A Villa Albani fu necessario risistemare il giardino. Alessandro fece allora prelevare una cinquantina di sculture della collezione settecentesca e decise di trasferirle nell’edificio di via della Lungara, dove aprì settantasette sale numerate, divise da tende nere, con le sculture poggiate su basi uniformi. Non era più un deposito, ma un tempio dove conservare l’enorme quantità di opere accumulate nei decenni, che i Torlonia cominciarono a farvi confluire da tutti i possedimenti.
Nel 1875, il museo conteneva ufficialmente seicentoventi sculture, restaurate e sistemate. I conti non tornano tuttavia né con l’inventario Giustiniani né con i marmi di Cavaceppi. Qualcosa deve essere andata dispersa. E, infatti, qualcosa di tanto in tanto si ritrova. Per esempio, presso un antiquario di Torino, è stato individuato un busto originariamente collocato nel palazzo di piazza Venezia, donato a un certo punto a Umberto di Savoia.

Si può prevedere l’apertura di una sede museale stabile, davvero fruibile per tutti?
Il 4 aprile, se non altro, si farà un primo passo. La Fondazione, d’accordo con il Ministero, vuole arrivare a un’esposizione completa dei marmi, ma prima bisognerebbe individuare un contenitore idoneo. Palazzo Caffarelli, ristrutturato negli anni ’70 dell’Ottocento e compatibile stilisticamente con il periodo in cui si è formato l’originario spazio di via della Lungara, non sopporterebbe i pesi di tutti i marmi e, oltretutto, è attualmente occupato da uffici del Comune. Le due parti in causa vogliono aprire un nuovo museo. Non è facile e ci vorrà tempo.

L’atteggiamento dei Torlonia è mutato negli ultimi anni?
Il principe Alessandro, scomparso nel 2017, ha mantenuto un legame fortissimo con la sua collezione. Era attento nel conservare le opere, ma geloso e per nulla interessato alla loro divulgazione.
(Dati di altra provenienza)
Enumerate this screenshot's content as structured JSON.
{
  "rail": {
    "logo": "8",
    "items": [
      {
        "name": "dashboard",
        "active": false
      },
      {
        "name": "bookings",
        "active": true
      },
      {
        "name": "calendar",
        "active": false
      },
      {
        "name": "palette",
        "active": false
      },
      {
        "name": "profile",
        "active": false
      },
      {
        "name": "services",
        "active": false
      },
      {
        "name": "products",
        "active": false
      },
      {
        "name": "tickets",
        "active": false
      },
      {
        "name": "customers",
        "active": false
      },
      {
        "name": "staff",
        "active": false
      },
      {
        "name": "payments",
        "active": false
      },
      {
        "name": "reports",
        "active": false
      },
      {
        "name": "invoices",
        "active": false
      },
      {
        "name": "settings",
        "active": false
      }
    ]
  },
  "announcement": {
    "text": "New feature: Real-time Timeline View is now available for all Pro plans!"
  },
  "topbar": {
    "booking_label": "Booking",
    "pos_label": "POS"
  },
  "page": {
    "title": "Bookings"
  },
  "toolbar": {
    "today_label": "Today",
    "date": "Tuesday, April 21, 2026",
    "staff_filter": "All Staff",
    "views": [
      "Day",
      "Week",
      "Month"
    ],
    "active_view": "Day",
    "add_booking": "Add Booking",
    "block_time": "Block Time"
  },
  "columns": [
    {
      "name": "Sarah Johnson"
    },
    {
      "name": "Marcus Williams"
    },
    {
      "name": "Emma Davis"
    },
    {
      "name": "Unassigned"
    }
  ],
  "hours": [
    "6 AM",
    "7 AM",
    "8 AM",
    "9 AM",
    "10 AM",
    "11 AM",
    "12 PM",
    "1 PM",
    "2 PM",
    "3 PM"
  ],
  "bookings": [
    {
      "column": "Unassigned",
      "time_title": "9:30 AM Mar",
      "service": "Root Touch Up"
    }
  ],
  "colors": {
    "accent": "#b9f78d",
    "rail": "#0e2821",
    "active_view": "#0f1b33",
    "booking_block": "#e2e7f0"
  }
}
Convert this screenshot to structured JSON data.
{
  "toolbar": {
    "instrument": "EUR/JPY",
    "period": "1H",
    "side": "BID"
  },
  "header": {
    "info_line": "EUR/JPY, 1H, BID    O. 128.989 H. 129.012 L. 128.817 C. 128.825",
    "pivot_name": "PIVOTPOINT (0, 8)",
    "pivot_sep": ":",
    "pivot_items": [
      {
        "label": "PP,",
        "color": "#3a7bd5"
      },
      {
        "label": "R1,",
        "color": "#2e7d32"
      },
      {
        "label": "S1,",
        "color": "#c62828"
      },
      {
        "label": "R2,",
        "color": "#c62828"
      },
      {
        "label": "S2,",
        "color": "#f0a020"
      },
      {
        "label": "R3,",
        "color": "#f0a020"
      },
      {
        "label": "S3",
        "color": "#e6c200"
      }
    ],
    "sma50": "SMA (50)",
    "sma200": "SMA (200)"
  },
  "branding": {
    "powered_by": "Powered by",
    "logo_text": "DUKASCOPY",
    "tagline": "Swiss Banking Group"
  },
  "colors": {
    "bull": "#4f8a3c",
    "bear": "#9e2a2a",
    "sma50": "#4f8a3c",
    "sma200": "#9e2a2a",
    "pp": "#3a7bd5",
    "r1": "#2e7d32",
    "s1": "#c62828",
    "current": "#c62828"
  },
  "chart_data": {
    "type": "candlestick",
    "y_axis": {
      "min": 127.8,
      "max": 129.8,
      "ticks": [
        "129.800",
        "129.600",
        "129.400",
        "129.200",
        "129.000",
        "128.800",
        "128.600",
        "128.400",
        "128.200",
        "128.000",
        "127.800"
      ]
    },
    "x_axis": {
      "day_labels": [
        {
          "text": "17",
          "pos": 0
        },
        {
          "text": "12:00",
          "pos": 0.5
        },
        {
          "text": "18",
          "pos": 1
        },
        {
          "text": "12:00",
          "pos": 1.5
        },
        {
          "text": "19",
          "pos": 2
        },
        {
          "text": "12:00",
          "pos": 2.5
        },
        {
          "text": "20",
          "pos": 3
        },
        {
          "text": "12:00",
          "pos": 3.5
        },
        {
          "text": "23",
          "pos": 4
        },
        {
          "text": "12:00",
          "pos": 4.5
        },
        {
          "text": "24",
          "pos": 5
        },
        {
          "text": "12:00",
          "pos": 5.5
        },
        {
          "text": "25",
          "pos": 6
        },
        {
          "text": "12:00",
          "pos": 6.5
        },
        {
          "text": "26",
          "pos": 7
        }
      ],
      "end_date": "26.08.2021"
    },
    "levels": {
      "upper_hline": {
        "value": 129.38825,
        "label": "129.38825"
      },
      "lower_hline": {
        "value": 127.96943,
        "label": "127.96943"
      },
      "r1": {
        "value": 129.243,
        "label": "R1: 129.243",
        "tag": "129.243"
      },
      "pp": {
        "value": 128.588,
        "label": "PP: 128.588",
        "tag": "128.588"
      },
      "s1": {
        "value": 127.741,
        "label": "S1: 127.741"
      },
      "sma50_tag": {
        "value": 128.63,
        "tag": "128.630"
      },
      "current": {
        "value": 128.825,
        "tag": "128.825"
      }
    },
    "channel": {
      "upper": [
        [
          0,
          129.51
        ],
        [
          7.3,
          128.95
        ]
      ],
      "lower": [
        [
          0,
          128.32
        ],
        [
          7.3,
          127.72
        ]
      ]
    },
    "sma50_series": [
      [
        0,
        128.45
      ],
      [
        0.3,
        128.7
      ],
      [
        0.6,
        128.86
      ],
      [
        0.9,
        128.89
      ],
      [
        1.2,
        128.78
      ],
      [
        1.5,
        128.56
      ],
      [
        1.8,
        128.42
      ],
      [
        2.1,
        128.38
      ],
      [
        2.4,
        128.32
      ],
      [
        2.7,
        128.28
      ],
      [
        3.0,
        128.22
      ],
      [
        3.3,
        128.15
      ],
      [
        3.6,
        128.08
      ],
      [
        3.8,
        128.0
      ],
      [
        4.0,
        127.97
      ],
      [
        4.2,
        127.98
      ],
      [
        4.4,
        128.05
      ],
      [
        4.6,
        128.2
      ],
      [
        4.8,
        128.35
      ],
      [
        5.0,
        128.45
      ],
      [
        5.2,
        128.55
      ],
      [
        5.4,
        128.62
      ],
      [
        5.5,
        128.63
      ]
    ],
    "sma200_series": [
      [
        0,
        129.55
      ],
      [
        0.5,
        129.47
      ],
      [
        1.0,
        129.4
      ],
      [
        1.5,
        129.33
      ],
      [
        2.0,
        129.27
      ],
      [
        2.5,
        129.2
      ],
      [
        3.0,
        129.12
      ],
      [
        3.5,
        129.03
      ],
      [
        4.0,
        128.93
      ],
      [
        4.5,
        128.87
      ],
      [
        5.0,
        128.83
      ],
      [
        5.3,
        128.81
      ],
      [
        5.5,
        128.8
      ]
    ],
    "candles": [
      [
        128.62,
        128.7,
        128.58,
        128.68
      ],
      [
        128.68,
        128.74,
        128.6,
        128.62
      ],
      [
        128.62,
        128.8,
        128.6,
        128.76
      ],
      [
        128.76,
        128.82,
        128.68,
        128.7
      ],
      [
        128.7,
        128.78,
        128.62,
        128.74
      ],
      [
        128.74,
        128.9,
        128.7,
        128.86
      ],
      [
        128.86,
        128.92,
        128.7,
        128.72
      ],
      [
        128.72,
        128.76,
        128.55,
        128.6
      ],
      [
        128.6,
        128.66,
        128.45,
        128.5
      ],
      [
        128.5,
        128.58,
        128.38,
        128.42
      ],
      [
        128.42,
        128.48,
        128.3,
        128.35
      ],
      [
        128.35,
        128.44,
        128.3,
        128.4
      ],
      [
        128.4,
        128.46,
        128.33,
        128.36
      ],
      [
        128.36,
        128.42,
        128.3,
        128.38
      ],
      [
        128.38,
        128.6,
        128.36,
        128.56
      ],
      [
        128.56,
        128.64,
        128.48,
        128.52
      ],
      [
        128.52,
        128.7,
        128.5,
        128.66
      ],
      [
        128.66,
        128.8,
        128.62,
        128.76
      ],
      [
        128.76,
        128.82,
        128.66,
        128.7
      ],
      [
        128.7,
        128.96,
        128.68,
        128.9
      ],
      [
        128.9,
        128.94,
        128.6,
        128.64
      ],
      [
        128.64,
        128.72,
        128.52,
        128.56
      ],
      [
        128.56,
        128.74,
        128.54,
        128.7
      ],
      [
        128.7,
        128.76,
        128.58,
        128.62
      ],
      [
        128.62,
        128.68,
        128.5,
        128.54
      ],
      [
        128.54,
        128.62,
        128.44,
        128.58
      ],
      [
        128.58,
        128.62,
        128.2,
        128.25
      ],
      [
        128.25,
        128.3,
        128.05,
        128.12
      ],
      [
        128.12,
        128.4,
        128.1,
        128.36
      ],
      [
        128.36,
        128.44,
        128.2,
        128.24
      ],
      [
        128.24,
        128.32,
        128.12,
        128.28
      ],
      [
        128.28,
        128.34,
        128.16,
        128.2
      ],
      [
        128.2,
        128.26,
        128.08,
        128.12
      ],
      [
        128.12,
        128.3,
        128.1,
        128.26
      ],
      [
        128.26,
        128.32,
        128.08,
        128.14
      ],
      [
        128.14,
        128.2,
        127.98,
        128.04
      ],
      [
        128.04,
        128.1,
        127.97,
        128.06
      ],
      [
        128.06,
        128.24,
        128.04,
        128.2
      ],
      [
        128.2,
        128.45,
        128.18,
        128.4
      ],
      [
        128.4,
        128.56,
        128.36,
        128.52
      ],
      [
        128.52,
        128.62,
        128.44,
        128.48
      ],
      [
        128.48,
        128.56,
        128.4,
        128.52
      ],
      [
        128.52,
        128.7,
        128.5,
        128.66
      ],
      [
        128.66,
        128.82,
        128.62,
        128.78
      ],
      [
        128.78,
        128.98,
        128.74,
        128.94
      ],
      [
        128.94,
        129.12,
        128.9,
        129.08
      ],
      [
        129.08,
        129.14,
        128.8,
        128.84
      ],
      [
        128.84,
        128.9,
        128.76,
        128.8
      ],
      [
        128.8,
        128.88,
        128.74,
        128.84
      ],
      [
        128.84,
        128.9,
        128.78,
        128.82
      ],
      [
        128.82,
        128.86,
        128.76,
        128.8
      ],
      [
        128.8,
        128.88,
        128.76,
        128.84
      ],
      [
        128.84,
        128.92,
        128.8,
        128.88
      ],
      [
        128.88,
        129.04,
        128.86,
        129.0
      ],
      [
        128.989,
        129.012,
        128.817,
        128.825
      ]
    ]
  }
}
Come mi spiegò una volta, sentiva che i marmi gli erano giunti, scavalcato il padre, come un lascito diretto del nonno. Si trattava per lui, in fin dei conti, di una questione personale.
La famiglia si colloca invece ora in un’ottica moderna, concentrata su una valorizzazione culturale e scientifica, ma anche economica: il mantenimento della collezione è un onere. Quando i novantasei reperti andranno in tournée lasceranno spazio nei laboratori di restauro per gli altri. Si arriverà così a un vero catalogo. Nessuno ha mai studiato tutte le opere: al momento è scomodo perfino guardarle.

Con questi presupposti, in che modo avete proceduto per allestire la mostra?
Avevamo composto a tavolino un itinerario su quella che credevamo fosse la storia delle opere. Quando queste sono state però pulite e indagate, spesso abbiamo cambiato idea: si è scoperta per alcune una provenienza diversa da quella immaginata, altre abbiamo dovuto accantonarle, a tante è stata cambiata posizione all’interno della logica dell’esposizione. E quanto prima servirà un mecenate se non l’intervento diretto dello Stato attraverso l’Istituto centrale del restauro, anche se il bene è privato.

Quale chiave di lettura consiglia al pubblico di Palazzo Caffarelli?
I capolavori sono di notevole effetto, ma a noi piacerebbe ci si soffermasse sulle complesse vicende di sculture antiche che hanno avuto almeno cinque vite successive: sono state rinvenute in momenti e luoghi non certi, sono entrate a far parte di una prima collezione, sono state restaurate con interventi che, a volte, conosciamo grazie a stampe e disegni, sono passate ai Torlonia e, infine, sono approdate a un museo incompiuto. Qui, soprattutto alle sculture provenienti da collezioni seicentesche, sono state tolte le integrazioni dell’epoca per sostituirle con restauri di gusto classicistico. Questi hanno conferito alle opere una patina omogenea, seppur piuttosto pesante. L’artigianato romano di tradizione neoclassica, in contrasto con le tendenze artistiche più avanzate d’Europa, era appassionatamente sostenuto dai Torlonia. Quel loro passatismo, così controcorrente, commuove.